それから一年後、紆余曲折の末にカルロ王子とティアラは結ばれて、盛大な結婚式が行われることになりました。そこでティアラは両親にも式に出席してもらいたいと思い、招待状をだしたのですが――伝令の使者の話によると、ふたりはすでに亡くなっているということでした。ショックを受けたティアラは、両親のお墓参りのために自分の生まれ育った森へと戻ったのですが、七人の小人から両親が死んだ時の状況などを聞かされて――その時初めて、あの時毒林檎をくれたのが自分の母親であると、気づいたのでした。

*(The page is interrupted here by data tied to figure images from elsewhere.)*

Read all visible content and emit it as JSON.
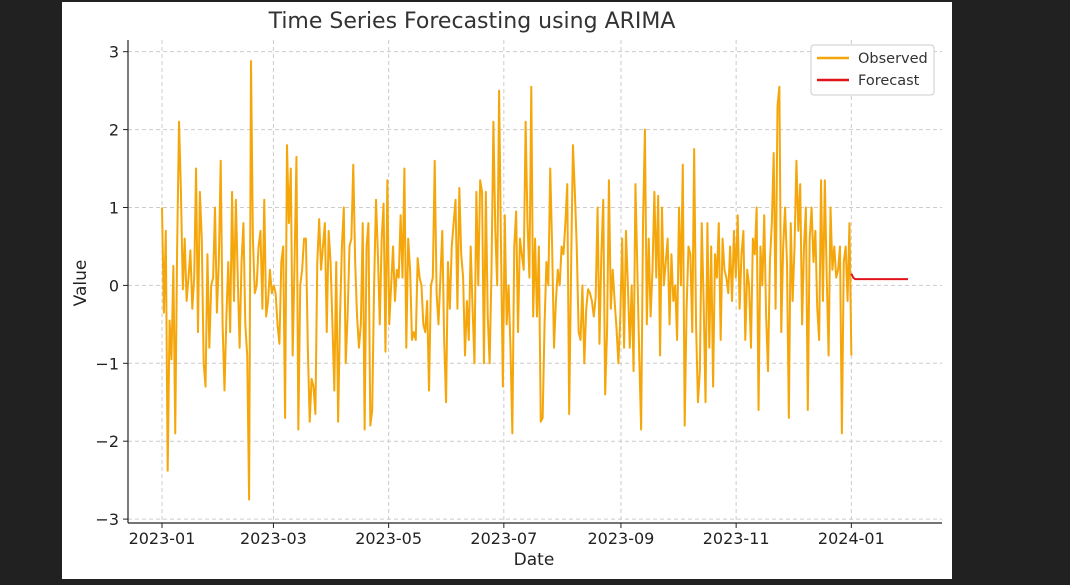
{
  "chart_data": {
    "type": "line",
    "title": "Time Series Forecasting using ARIMA",
    "xlabel": "Date",
    "ylabel": "Value",
    "x_ticks": [
      "2023-01",
      "2023-03",
      "2023-05",
      "2023-07",
      "2023-09",
      "2023-11",
      "2024-01"
    ],
    "y_ticks": [
      "3",
      "2",
      "1",
      "0",
      "−1",
      "−2",
      "−3"
    ],
    "xlim": [
      "2022-12-14",
      "2024-02-18"
    ],
    "ylim": [
      -3.05,
      3.15
    ],
    "grid": true,
    "legend_position": "top-right",
    "colors": {
      "observed": "#f5a60a",
      "forecast": "#e0151c"
    },
    "series": [
      {
        "name": "Observed",
        "x_start": "2023-01-01",
        "x_end": "2024-01-01",
        "frequency": "daily",
        "values": [
          1.0,
          -0.35,
          0.7,
          -2.38,
          -0.45,
          -0.95,
          0.25,
          -1.9,
          0.5,
          2.1,
          1.2,
          -0.05,
          0.6,
          -0.2,
          0.1,
          0.45,
          -0.3,
          0.1,
          1.5,
          -0.6,
          1.2,
          0.6,
          -1.0,
          -1.3,
          0.4,
          -0.8,
          0.0,
          0.1,
          1.0,
          -0.35,
          0.3,
          1.6,
          -0.5,
          -1.35,
          -0.4,
          0.3,
          -0.6,
          1.2,
          -0.2,
          1.1,
          0.1,
          -0.8,
          0.3,
          0.8,
          -0.5,
          -0.9,
          -2.75,
          2.88,
          0.6,
          -0.1,
          0.0,
          0.5,
          0.7,
          -0.3,
          1.1,
          -0.4,
          -0.2,
          0.2,
          -0.1,
          0.0,
          -0.1,
          -0.5,
          -0.75,
          0.3,
          0.5,
          -1.7,
          1.8,
          0.8,
          1.5,
          -0.9,
          0.3,
          1.65,
          -1.85,
          0.0,
          0.2,
          0.6,
          0.6,
          -0.8,
          -1.75,
          -1.2,
          -1.3,
          -1.65,
          0.3,
          0.85,
          0.2,
          0.5,
          0.8,
          -0.6,
          0.7,
          0.3,
          -0.5,
          -1.35,
          0.3,
          -1.75,
          -0.4,
          0.5,
          1.0,
          -1.0,
          -0.4,
          0.5,
          0.6,
          1.55,
          0.3,
          -0.4,
          -0.8,
          -0.5,
          0.8,
          -1.85,
          0.5,
          0.8,
          -1.8,
          -1.6,
          0.0,
          1.1,
          0.4,
          -0.5,
          0.6,
          1.05,
          -0.85,
          1.35,
          -0.5,
          0.0,
          0.5,
          -0.2,
          0.2,
          0.1,
          0.9,
          0.1,
          1.5,
          -0.8,
          0.6,
          0.2,
          -0.7,
          -0.6,
          -0.7,
          0.35,
          0.1,
          0.0,
          -0.5,
          -0.6,
          -0.2,
          -1.35,
          0.0,
          0.1,
          1.6,
          -0.1,
          -0.5,
          0.1,
          0.7,
          -0.7,
          -1.5,
          0.3,
          -0.3,
          0.5,
          0.8,
          1.1,
          -0.3,
          1.25,
          0.4,
          0.1,
          -0.9,
          -0.2,
          -0.7,
          0.5,
          -0.3,
          -1.0,
          1.2,
          0.0,
          1.35,
          1.2,
          -1.0,
          1.2,
          -0.4,
          -1.0,
          0.2,
          2.1,
          0.7,
          0.0,
          2.5,
          0.5,
          -1.3,
          0.9,
          -0.5,
          0.0,
          -0.8,
          -1.9,
          0.5,
          0.95,
          -0.6,
          0.6,
          0.4,
          0.2,
          2.1,
          0.8,
          0.1,
          2.55,
          -0.4,
          0.6,
          -0.4,
          0.5,
          -1.75,
          -1.7,
          -0.5,
          0.3,
          0.0,
          1.5,
          0.5,
          -0.8,
          -0.2,
          0.2,
          0.0,
          0.5,
          0.4,
          0.8,
          1.3,
          -1.65,
          0.2,
          1.8,
          1.2,
          0.5,
          -0.6,
          -0.7,
          0.0,
          -1.0,
          -0.3,
          -0.05,
          -0.1,
          -0.2,
          -0.4,
          -0.15,
          1.0,
          -0.75,
          0.4,
          1.1,
          -1.4,
          -0.6,
          1.35,
          -0.3,
          0.2,
          -0.2,
          -0.55,
          -1.0,
          -0.4,
          0.6,
          -0.8,
          0.7,
          0.0,
          -0.8,
          0.0,
          -1.1,
          1.3,
          0.2,
          -0.9,
          -1.85,
          0.8,
          2.0,
          -0.5,
          0.6,
          -0.4,
          0.2,
          1.2,
          0.1,
          1.15,
          -0.9,
          1.0,
          0.0,
          0.3,
          0.6,
          -0.5,
          0.4,
          -0.2,
          0.0,
          -0.7,
          1.0,
          0.0,
          1.55,
          -1.8,
          -0.3,
          0.5,
          0.4,
          -0.6,
          1.75,
          -0.5,
          -1.5,
          -1.1,
          0.8,
          -0.2,
          -1.5,
          0.8,
          -0.8,
          0.5,
          -1.3,
          0.4,
          0.1,
          0.8,
          -0.7,
          0.6,
          0.2,
          0.1,
          -0.1,
          0.5,
          -0.2,
          0.7,
          0.1,
          0.9,
          -0.3,
          0.4,
          0.7,
          -0.7,
          0.2,
          0.0,
          -0.8,
          0.6,
          0.4,
          1.0,
          -1.6,
          0.5,
          0.0,
          0.9,
          -0.4,
          -1.1,
          0.3,
          0.8,
          1.7,
          -0.3,
          2.3,
          2.55,
          -0.6,
          0.5,
          1.0,
          0.3,
          -1.7,
          0.8,
          -0.2,
          0.5,
          1.6,
          0.7,
          1.3,
          -0.5,
          0.5,
          1.0,
          -1.6,
          0.6,
          1.0,
          0.3,
          0.7,
          -0.3,
          -0.7,
          1.35,
          -0.2,
          1.35,
          0.1,
          -0.9,
          1.0,
          0.2,
          0.5,
          0.1,
          0.2,
          0.5,
          -1.9,
          0.3,
          0.5,
          -0.2,
          0.8,
          -0.9
        ]
      },
      {
        "name": "Forecast",
        "x_start": "2024-01-01",
        "x_end": "2024-01-31",
        "frequency": "daily",
        "values": [
          0.15,
          0.1,
          0.08,
          0.08,
          0.08,
          0.08,
          0.08,
          0.08,
          0.08,
          0.08,
          0.08,
          0.08,
          0.08,
          0.08,
          0.08,
          0.08,
          0.08,
          0.08,
          0.08,
          0.08,
          0.08,
          0.08,
          0.08,
          0.08,
          0.08,
          0.08,
          0.08,
          0.08,
          0.08,
          0.08,
          0.08
        ]
      }
    ]
  }
}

「ああ、お母さん。わたしはなんと親不孝な娘でしょう。ようやくこれで親孝行ができると思ったのに……こんなことなら、あの時わたしもお母さんと一緒に毒林檎を食べて、この森の中で死んでいればよかった。どうかお母さん、こんなに親不孝な娘のことを許してください」
そう言ってティアラは両親の墓の前で涙を流し、一日中そこから離れませんでした。実をいうとティアラは、王城のある町で自分のおじいさんとおばあさんとも会うことができていましたし、貴族の彼らが養女として引きとってくれたことで、ようやくカルロ王子と結婚することができるようになったのです。おじいさんもおばあさんも、勘当した娘のことを今ではすっかり許していましたし、これからはまた昔のように家族みんなで仲良くやっていこうと話していたばかりでした。ああ、それなのに……ティアラは自分の幼い時から苦労してきた美しい母のことを思うと、悲しみで胸が潰れそうなくらいでした。
その後、ティアラはカルロ王子と結婚してお妃さまになったのですが、雪のように白い肌の美しい彼女のことを国民たちは親しみをこめて<白雪妃>と呼ぶようになったということです。